According to the DGY Associates’ study, companies that use a combination of internal and external centers are more likely to outsource inbound functions. Companies new to outsourcing are expected to retain exclusive control over inbound sales. They are most likely to outsource inbound service and support as well as outbound sales and service.4 The flexibility co-sourcing affords allows the mix of responsibilities to change as needed.

Deciding the best way to configure a co-sourcing partnership depends on many issues. First and foremost, the corporation’s mission must be clear. What is the goal of the customer care effort? Is it to augment marketing activities, satisfy and retain loyal customers or provide the first line of defense? Is customer care viewed as a cost center or a department that can make a difference in the long-term growth and profitability of the company?

What are the corporation’s competencies? Is there in-house capability to run a call center? Is the infrastructure to deal with the associated staffing, systems and training issues in place? Are the systems year 2000 compliant? If not, what role can a service agency play to ease the transition to the new millennium?

What is the comfort level of company executives? Do they feel more secure dealing with confidential matters in-house or does the expertise and experience of a service agency handling more complicated interactions put them at ease? Answers to these questions may depend on the nature of the customer contacts. Often, those with potential medical ramifications or legal liabilities – as well as those that deal with sensitive issues – are handled internally. The remaining call types (which can represent as much as 95 percent of the total call volume) can then be handled by the co-sourcing partner.

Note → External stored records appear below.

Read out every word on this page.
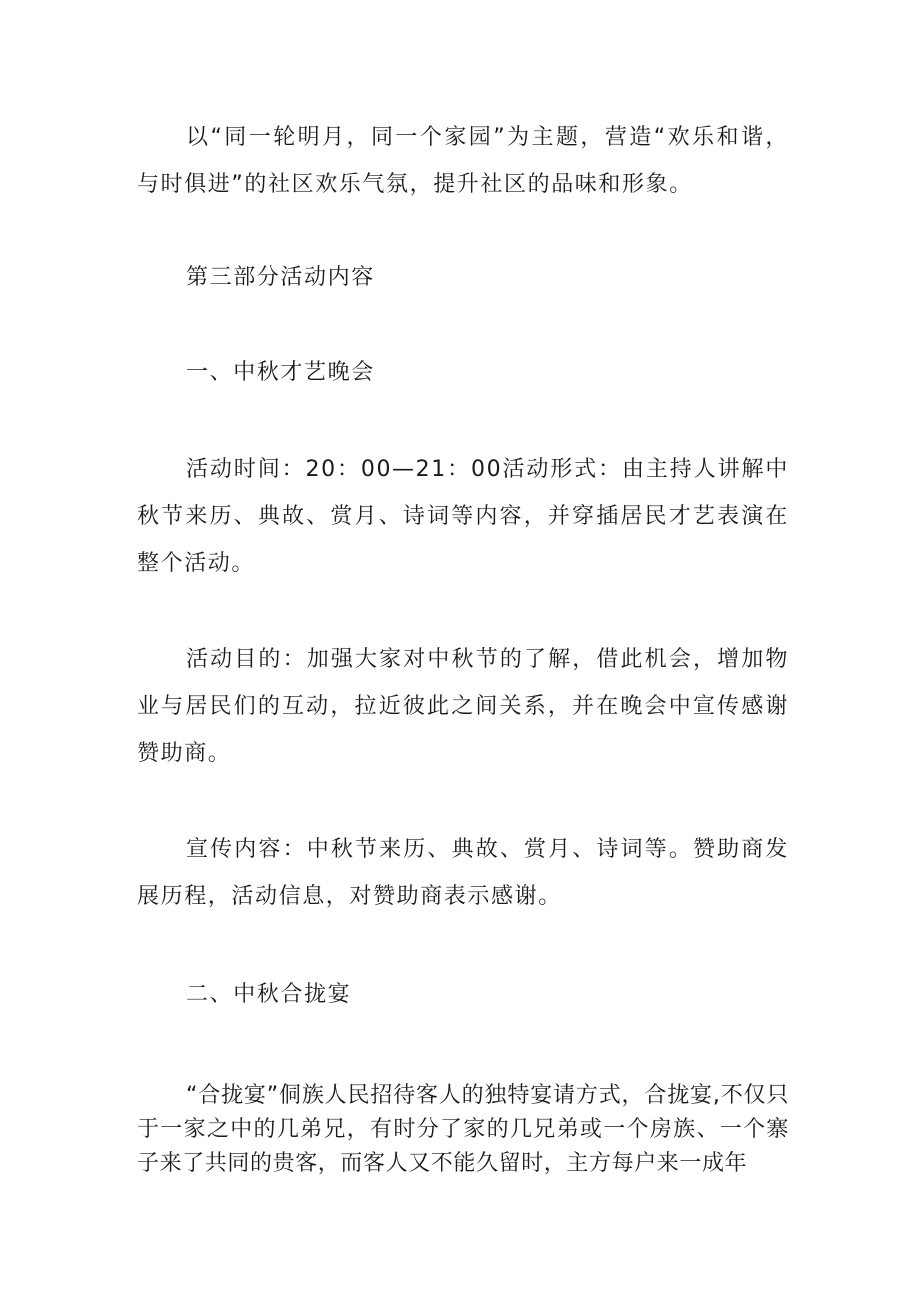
以“同一轮明月，同一个家园”为主题，营造“欢乐和谐，与时俱进”的社区欢乐气氛，提升社区的品味和形象。

第三部分活动内容

一、中秋才艺晚会

活动时间：20：00—21：00活动形式：由主持人讲解中秋节来历、典故、赏月、诗词等内容，并穿插居民才艺表演在整个活动。

活动目的：加强大家对中秋节的了解，借此机会，增加物业与居民们的互动，拉近彼此之间关系，并在晚会中宣传感谢赞助商。

宣传内容：中秋节来历、典故、赏月、诗词等。赞助商发展历程，活动信息，对赞助商表示感谢。

二、中秋合拢宴

“合拢宴”侗族人民招待客人的独特宴请方式，合拢宴,不仅只于一家之中的几弟兄，有时分了家的几兄弟或一个房族、一个寨子来了共同的贵客，而客人又不能久留时，主方每户来一成年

When these questions are answered and the direction for cosourcing is clear, it is imperative that the right service agency be brought on board. Make sure the agency has experience with co-sourcing. Understand its focus, core competencies, corporate values and goals. Penetrate its organizational structure and learn what it is really like on the inside. Establish relationships with the professionals who will be involved in the program and evaluate their ability to be cooperative, influential team players and business partners who can add value.

Once the best-suited partner is selected, design a true partnership where both parties are equally important. The success of the program hinges on mutual respect and responsibility. Have clearly delineated goals and roles – and a defined process and methodology – in place. Make sure each party understands the tasks for which it is accountable and be sure to monitor the situation on an ongoing basis. This way, roles and responsibilities can change as needed.

In addition, if calls need to be transferred between the in-house team and the co-source partner, be sure a system is in place to eliminate lost or misdirected calls. Assure that every piece of technology that interfaces with the customer care program – both the company’s and the service agency’s – is Y2K compatible. Then, repeatedly test the systems to assure they all work as planned.

When all systems are up and running – and the partnership is moving ahead -the benefits of co-sourcing will likely be evident, and the missing link to providing high-quality customer care that addresses the ever-increasing sophistication of today’s customers and consumers will have been found.

1 “The Information Challenge,” General Electric 1982.

2 “Survey Analysis 1997,” DGY Associates, p. 9.

3Ibid., p. 6.

4Ibid., p. 31.

Frank L. Fuhrman is vice president of sales and marketing at Telerx, a service agency that specializes in call center solutions for customer care. Frank has more than 15 years of experience helping major national companies clarify their customer care goals, set objectives and design strategies for delivering quality customer communications and managing critical Information.